= Carlo Milanuzzi =

Italian composer

Carlo Milanuzzi (c. 1590 - c. 1647) was an Italian composer of the early Baroque era.

==Life==
Carlo Milanuzzi was born in Santa Natoglia, or Esanatoglia in the Marche region, to Milanuzzo and donna Felice, probably around 1590, but not after 1592, the starting-date of the Baptismal Books of the town, in which no documentation of his birth has been found. He spent most of his life in Venice. Though he was an Augustinian friar, he composed both sacred and secular music, and his work is very interesting particularly for the later development of the solo cantata. As Dinko Fabris wrote: «the collections of Ariose vaghezze published by Milanuzzi in Venice between 1622 and 1643 were a veritable mine of arias and proto-cantatas that had numerous affinities with Falconieri»; into the collections there are inserted many dances, and a quantity of them are for Spanish guitar. For example, the 'Terzo scherzo delle ariose vaghezze' of Milanuzzi contains 12 ballettos for solo voice and continuo, and 7 for guitar alone.

Two short arias by Francesco Monteverdi, elder son of Claudio Monteverdi, survive in Milanuzzi’s 'Quarto scherzo delle ariose vaghezze'.
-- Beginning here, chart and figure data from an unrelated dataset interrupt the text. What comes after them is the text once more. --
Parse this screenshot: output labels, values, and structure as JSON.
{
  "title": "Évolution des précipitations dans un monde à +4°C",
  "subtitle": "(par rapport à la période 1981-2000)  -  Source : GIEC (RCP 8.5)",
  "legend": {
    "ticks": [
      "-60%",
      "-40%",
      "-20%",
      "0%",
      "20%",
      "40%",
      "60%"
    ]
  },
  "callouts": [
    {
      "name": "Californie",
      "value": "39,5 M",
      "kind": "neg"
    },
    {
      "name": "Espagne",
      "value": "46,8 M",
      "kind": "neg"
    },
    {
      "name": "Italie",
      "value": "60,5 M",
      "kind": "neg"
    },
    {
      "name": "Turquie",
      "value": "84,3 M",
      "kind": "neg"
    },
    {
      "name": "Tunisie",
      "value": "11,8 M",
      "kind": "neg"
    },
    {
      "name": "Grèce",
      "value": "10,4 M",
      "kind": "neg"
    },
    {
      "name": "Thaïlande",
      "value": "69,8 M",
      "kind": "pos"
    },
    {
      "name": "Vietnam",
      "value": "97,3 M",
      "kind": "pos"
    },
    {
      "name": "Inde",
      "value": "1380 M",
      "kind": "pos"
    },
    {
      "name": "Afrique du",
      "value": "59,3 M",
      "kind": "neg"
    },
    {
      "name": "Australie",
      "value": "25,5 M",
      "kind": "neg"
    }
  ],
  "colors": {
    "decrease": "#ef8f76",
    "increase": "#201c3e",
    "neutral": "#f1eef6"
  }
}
Milanuzzi died perhaps around 1647, the date of his last work, Compieta intiera concertata con le Antifone, e Litanie della Beatiss. Vergine Madre di Dio.

==Works==

===Sacred===
- Sacri rosarum flores, 1619;
- Vespertina psalmodia, 1619;
- Letanie della Beata Vergine, 1622;
- Armonia sacra di concerti, messa et canzoni, 1622;
- Sacra cetra concertata con affetti ecclesiastici, 1625;
- Concerto sacro di salmi intieri, 1629;
- Messe a 3 concertate, 1627;
- Hortus sacer deliciarum, 1636;
- Concerto sacro di salmi intieri, 1643;
- Compieta intiera concertata con le antifone, e Litanie BVM di Dio, 1647.

===Secular===
- Aurea corona de scherzi poetici, 1620;
- Primo scherzo delle ariose vaghezze, 1622;
- Secondo scherzo delle ariose vaghezze, 1622;
- Terzo scherzo delle ariose vaghezze, 1623;
- Quarto scherzo delle ariose vaghezze, 1624;
- Sesto libro delle ariose vaghezze, 1628;
- Settimo libro delle ariose vaghezze, 1630;
- Ottavo libro delle ariose vaghezze, 1635;
- Nono libro delle ariose vaghezze, commode da cantarsi, 1643.

In 1621 Carlo Milanuzzi also added the 'continuo' part to Pomponio Nenna’s Il primo libro de madrigali, 4 vv. The motet Anima miseranda, appeared in 'Ghirlanda sacra scielta da diuersi Eccellentissimi Compositori', an anthology by various authors edited in Venice, 1625.

==Sources, further reading==
- Carlo Milanuzzi da Santa Natoglia - Sacred music, Critical Edition by Claudio Dall'Albero, Rugginenti, Milano, 2008.
- Jerome Roche/Roark Miller, Carlo Milanuzzi, in «New Grove Dictionary».